Этот универсализм тем более значим при рассмотрении кантовской доктрины, что антропологический «разворот» философской проблематики выдержан им вполне осознанно (как известно, Кант полагал три основных вопроса, лежащих в основе его критического проекта: «Что я могу знать?», «Что я должен делать?» и «На что я могу надеяться?» - сводимыми к одному-единственному: «Что есть человек?»). Однако помимо выделения антропологической доминанты в структуре своего спекулятивного опыта в целом, Кант создал работу, специально и в узком смысле слова посвященную человеку. «Антропология с прагматической точки зрения» также несет на себе черту последовательного универсализма в отношении вопроса о человеке и его культуре.
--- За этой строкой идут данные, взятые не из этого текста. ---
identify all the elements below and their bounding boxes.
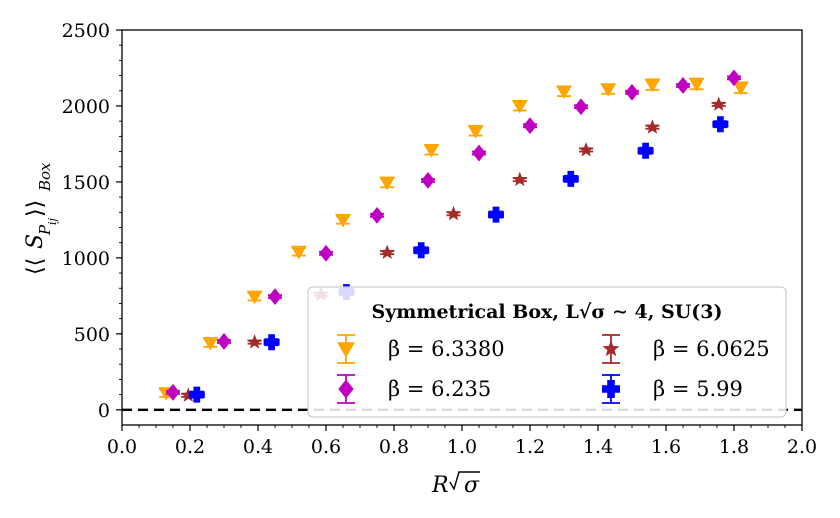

О различии национальных характеров Кант пишет, в целом не придавая ему серьезного значения, лишь как о вариациях на уровне более или менее «случайного». Весьма важным и показательным в контексте нашего рассмотрения является тот факт, что в своих пространных перечнях и пояснениях к ним, касающихся самых разных качеств и способностей человека, Кант совершенно забывает о языке. Это обстоятельство тем более примечательно, что издревле устоявшимся определением человека является античное «живое существо, владеющее словом».

Критика Канта со стороны его современников во многом связана с этим бросающимся в глаза невниманием к языку. Предтеча романтизма, идеолог контрпросвещенческого литературного течения «Буря и натиск» Иоганн Георг Гаман специально посвятил критике кантовского универсалистского рационализма работу «Метакритика пуризма чистого разума». В ней, в частности, он указал на то, что диалектические коллизии синтетической и аналитической сторон работы рассудка, не достаточно убедительно разобранные Кантом, разрешаются в языке. Последний составляет по Гаману «априори всех априорий»: «Язык – это единственный, первый и последний органон и критерий разума, без посредства которого сам разум не способен обладать всеобщностью и не смог бы обладать собственным действительным опытом». Соответственно этому, Гаман – сам филолог по образованию - полагал не философию, а филологию «царицей всех наук».

Созвучная критика выходит из-под пера другого современника Канта Иоганна Готтфрида Гердера – ученого, впервые разработавшего понятие «культуры» в качестве самостоятельного предмета исследования. За сто лет до Эдмунда Гуссерля Гердер задается кардинальным для европейской «рефлексирующей» интеллектуальной культуры вопросом: «Культура движется вперед, но совершеннее от этого не становится; на новом месте развиваются новые способности; прежние, развившиеся на старом месте, безвозвратно уходят. Были ли римляне мудрее и счастливее греков? Мудрее ли мы и счастливее ли римлян и греков?» Гердер отвечает на этот вопрос отрицательно – он заочно согласен со Шпенглером (еще раньше об этом писал Джамбаттиста Вико) в том, что возможности утонченной рефлексии, которыми богата современная им эпоха (цивилизация по Шпенглеру), и выдающимися образцами которой служат сами их исследования – эта культуры упадка, исчерпания жизненной энергии.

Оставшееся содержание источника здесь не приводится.